Este poderia ser só um mero detalhe que nos deixava um pouco desconfortáveis, mas não é, porque toda a trama acaba por criar uma sensação de dependência com aquele luxo todo. É como se o texto base tivesse sido reajustado depois de ter tido um orçamento milionário investido. 


Resumidamente, esta é uma longa-metragem que vai agradar muito mais ao público mainstream do que os restantes. 


 

O elenco tem uma série de estrelas, justifica-se a presença de todas elas?

As personagens de Glass Onion têm alguma riqueza. E não falamos no sentido material, mas sim da sua construção e profundidade. Ninguém foi completamente deixado de lado, apesar do destaque maior ter caído em cima de Janelle Monáe, Edward Norton e Kate Hudson. São eles os verdadeiros ladrões de cena nesta história. 


A personagem de Janelle pelo drama que tem acaba por ganhar alguns momentos interessantes, apesar desta não ser, de longe, a sua maior performance como atriz. Ela cumpre o que o texto lhe pede, e cumpre bem, mas parece que faltou algum rasgo na hora de lhe entregarem mais substância. Tinham tudo para fazer desta personagem alguém memorável, mas parece que não chegam lá. 


Edward Norton entrega um vilão tosco que preenche a quota de mistério do filme pela sua personalidade peculiar, mas também fica na média. É certo que ele rouba muitos holofotes para si, mas nenhum deles é um momento que nos prenda totalmente ao ecrã, no fundo, este é um roubo fácil porque não há nenhuma linha que faça os atores saírem da zona de conforto. 


E incluímos Kate Hudson aqui porquê? Ela é, talvez, a personagem mais memorável deste filme, num tempo de comédia que nos prende e que mostra mais uma vez que este é um género onde Kate Hudson coloca em jogo todo o seu talento. Com muito suporte do argumento que a ajuda a brilhar ainda mais, ela tem alguns dos melhores diálogos do filme e foi a única que realmente fez justiça à classificação de Glass Onion como comédia. 


Sobre o protagonista Daniel Craig, a opinião deixada no Coming Up de Knives Out continua a manter-se. Ele até ganha um pouco mais de carisma na sequência, mas a sua interpretação em vários momentos torna-se um tanto ou quanto flácida. 

 

Há espaço para Glass Onion nos Oscars?

Não se deixem enganar no timing de lançamento. Glass Onion é uma aposta da Netflix para conquistar, mais uma vez, espaço na grande premiação de Hollywood.
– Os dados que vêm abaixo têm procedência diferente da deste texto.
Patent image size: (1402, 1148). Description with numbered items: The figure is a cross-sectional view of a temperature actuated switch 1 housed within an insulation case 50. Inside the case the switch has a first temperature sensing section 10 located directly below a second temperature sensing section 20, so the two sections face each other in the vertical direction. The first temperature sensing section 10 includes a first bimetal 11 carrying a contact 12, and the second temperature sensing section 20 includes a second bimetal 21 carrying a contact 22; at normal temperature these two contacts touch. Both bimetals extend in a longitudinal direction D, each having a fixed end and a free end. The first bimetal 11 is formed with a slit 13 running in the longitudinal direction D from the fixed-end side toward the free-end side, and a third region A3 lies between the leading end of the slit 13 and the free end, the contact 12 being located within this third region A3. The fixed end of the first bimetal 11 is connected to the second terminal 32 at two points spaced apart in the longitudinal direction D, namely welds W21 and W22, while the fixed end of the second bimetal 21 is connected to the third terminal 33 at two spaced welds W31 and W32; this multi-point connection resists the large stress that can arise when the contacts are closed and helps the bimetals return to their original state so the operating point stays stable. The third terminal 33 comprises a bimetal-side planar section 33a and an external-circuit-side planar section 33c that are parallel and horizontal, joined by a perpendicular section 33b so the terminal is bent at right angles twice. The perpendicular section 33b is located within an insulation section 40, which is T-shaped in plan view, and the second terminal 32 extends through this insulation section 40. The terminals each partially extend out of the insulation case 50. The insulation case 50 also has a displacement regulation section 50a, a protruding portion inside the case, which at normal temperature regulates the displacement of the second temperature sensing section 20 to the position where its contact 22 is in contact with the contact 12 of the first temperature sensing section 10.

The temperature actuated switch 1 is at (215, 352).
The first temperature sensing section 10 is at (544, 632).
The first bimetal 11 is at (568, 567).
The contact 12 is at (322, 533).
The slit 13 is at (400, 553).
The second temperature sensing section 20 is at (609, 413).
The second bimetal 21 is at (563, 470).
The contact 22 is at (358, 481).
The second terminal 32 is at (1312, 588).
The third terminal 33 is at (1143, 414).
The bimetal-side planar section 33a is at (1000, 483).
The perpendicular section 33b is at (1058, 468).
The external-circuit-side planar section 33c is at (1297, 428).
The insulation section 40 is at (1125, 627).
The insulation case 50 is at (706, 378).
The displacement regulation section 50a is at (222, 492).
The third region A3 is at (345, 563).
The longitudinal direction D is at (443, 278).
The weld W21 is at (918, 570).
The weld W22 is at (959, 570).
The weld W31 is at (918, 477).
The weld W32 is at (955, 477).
Mas o seu rasgo modernista talvez não encaixe bem no olho clássico da academia que procura sempre produções mais densas e emocionais. 


Glass Onion está muito dependente do restante material de competição deste ano, e até pode figurar na lista como o filme disruptivo desta edição, seguindo os passos de Don’t Look Up, mas numa primeira impressão dificilmente conseguirá ter força suficiente para entrar na corrida a melhor filme. 


Nas categorias de atuação, talvez se abra uma vaga para Kate Hudson como Melhor Atriz Secundária, mas estaríamos a puxar demasiado a corda. 


Ou seja, feitas as contas, o espaço que sobra para Glass Onion na grande noite do cinema são as categorias técnicas, e aí sim, deverá somar várias indicações. Melhores Efeitos Visuais, Melhor Figurino e Melhor Design de Produção são lugares cativos e seria até injusto que não estivesse nestas listas. 


Contudo, passa longe de repetir a façanha do seu antecessor e deixa a ideia de que as expectativas da Netflix com a franquia podem muito bem ter saído furadas. Até porque mesmo nas categorias técnicas, Gray Man, é, em alguns pontos, um competidor muito mais agressivo na vitória do que Glass Onion


Este é um blockbuster que entretém, que preenche tranquilamente um serão familiar, mas não passa a linha que o coloca entre os títulos do ano.